To steam it, you can use a steamer if you’re posh, but I haven’t got one so I just use a huge saucepan and balance the basin inside it on a circular metal pastry cutter so it isn’t sitting on the bottom of the pan.  This will also stop it burning if you inadvertently let it boil dry.  Add boiling water about halfway up the basin and put the lid on the saucepan.  Steam for 5 hours, making sure you go back every so often to top up the boiling water.

I rewrap it with fresh greaseproof paper and foil, but you don’t have to.  Keep it somewhere cool until Christmas day when it’ll need to steam for about another 2.5 to 3 hours (don’t worry if it gets a bit longer, it won’t ruin it).  Or you could *gasp* just microwave it on Christmas day.  Much easier, but possibly a little sacrilegious.

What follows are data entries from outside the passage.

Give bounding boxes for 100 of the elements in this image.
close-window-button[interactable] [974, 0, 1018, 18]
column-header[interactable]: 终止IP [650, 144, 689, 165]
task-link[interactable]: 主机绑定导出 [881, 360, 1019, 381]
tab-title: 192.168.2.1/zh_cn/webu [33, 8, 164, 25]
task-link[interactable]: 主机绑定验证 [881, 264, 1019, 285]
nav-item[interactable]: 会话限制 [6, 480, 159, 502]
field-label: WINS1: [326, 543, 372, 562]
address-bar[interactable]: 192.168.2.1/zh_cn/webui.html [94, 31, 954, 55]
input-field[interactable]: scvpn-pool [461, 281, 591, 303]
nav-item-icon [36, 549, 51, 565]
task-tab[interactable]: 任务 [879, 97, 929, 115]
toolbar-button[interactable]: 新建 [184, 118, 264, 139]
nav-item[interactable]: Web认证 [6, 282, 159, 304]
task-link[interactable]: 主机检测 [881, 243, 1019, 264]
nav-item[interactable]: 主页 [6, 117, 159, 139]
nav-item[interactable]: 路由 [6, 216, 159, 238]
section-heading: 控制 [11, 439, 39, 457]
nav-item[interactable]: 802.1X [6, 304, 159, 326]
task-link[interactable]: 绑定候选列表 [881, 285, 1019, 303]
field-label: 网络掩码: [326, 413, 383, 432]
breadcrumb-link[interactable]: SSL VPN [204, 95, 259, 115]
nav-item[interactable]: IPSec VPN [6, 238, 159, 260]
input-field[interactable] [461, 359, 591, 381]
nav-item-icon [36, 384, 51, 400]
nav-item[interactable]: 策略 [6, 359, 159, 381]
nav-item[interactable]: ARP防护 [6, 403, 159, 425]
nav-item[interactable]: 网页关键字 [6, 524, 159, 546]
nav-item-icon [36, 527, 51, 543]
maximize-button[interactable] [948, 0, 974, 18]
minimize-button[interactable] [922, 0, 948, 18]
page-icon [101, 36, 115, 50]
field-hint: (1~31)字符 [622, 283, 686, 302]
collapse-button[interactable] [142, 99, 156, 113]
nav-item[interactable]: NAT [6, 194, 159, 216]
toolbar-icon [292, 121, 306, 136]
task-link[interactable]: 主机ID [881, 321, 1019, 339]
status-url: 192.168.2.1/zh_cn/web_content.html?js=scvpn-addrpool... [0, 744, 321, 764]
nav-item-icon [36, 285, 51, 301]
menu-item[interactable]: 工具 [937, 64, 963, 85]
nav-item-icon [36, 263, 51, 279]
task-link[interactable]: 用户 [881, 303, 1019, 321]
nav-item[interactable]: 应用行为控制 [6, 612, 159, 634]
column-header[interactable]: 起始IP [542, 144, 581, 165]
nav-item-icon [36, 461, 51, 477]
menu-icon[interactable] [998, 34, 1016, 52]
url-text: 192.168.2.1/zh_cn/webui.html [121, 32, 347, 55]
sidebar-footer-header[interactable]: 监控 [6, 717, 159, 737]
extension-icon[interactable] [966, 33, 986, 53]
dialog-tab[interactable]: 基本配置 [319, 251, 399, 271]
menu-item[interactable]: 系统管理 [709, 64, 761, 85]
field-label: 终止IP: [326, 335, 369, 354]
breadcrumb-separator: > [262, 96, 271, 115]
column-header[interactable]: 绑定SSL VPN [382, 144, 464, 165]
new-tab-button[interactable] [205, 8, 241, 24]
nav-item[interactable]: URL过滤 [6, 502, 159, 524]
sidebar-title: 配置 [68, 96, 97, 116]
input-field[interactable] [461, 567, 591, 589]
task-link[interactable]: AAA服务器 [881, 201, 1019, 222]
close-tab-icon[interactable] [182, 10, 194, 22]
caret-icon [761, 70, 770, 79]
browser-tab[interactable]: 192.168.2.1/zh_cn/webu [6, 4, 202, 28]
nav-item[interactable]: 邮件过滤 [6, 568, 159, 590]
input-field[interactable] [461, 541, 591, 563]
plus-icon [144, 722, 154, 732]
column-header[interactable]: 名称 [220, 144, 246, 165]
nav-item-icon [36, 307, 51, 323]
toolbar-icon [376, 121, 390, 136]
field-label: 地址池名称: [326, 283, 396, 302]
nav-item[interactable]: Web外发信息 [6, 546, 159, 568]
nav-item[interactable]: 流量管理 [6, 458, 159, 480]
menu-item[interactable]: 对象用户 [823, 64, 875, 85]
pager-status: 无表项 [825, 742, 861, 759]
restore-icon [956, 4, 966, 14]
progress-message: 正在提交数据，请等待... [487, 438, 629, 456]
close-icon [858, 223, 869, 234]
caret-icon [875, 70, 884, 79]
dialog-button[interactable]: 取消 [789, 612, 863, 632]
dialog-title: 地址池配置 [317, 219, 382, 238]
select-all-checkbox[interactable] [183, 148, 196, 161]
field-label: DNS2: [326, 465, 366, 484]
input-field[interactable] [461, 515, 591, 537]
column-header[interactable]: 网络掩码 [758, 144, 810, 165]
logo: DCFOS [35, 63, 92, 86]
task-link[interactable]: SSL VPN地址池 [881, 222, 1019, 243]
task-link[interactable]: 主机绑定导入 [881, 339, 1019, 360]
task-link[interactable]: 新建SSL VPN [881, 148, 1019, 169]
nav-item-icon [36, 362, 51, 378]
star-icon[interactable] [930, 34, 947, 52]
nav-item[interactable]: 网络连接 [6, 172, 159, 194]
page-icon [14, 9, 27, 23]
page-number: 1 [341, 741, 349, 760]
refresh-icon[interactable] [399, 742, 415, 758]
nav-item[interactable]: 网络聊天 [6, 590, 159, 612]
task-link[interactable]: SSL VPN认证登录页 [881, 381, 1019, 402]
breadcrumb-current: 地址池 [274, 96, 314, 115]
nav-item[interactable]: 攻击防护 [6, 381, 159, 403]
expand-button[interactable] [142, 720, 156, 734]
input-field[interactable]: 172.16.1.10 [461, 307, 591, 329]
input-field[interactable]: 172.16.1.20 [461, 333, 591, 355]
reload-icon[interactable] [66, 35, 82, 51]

On Christmas day, just warm some booze gently, then at the last minute, pour it over the pud and set it alight.

10 replies
  1. dawn regan
    dawn regan says:

    Hey sweetie, will be doing this recipe but one question, can I cook it in a slow cooker instead of steaming it on the hob? if so, how long would you say? have been looking at other recipes and its around 8 hours, does that sound right to you? am starting to slobber just thinking about it :)

    Reply
    • English Mum
      English Mum says:

      Hello you. Hmm I don’t know anything about slow cookers I’m afraid, sorry. Delia Online has a slow cooker recipe and it says ‘high for one hour and then low for 12 hours, or high for 7 hours’. Does that sound about right? x

      Reply
  2. Frank B Smith
    Frank B Smith says:

    Thank you for the recipe. I was about to ask what constitutes ground mixed spice, as I’m not familiar with it, when I remembered this thing called ‘Google’ :-)
    I am starting late, but I’m getting the fixings for this tomorrow.

    Reply
  3. Anne Speak
    Anne Speak says:

    I wasn’t going to make one but now you have made it sound so easy I might just have to…love the idea of any old booze going in…and in me too whilst I prepare it!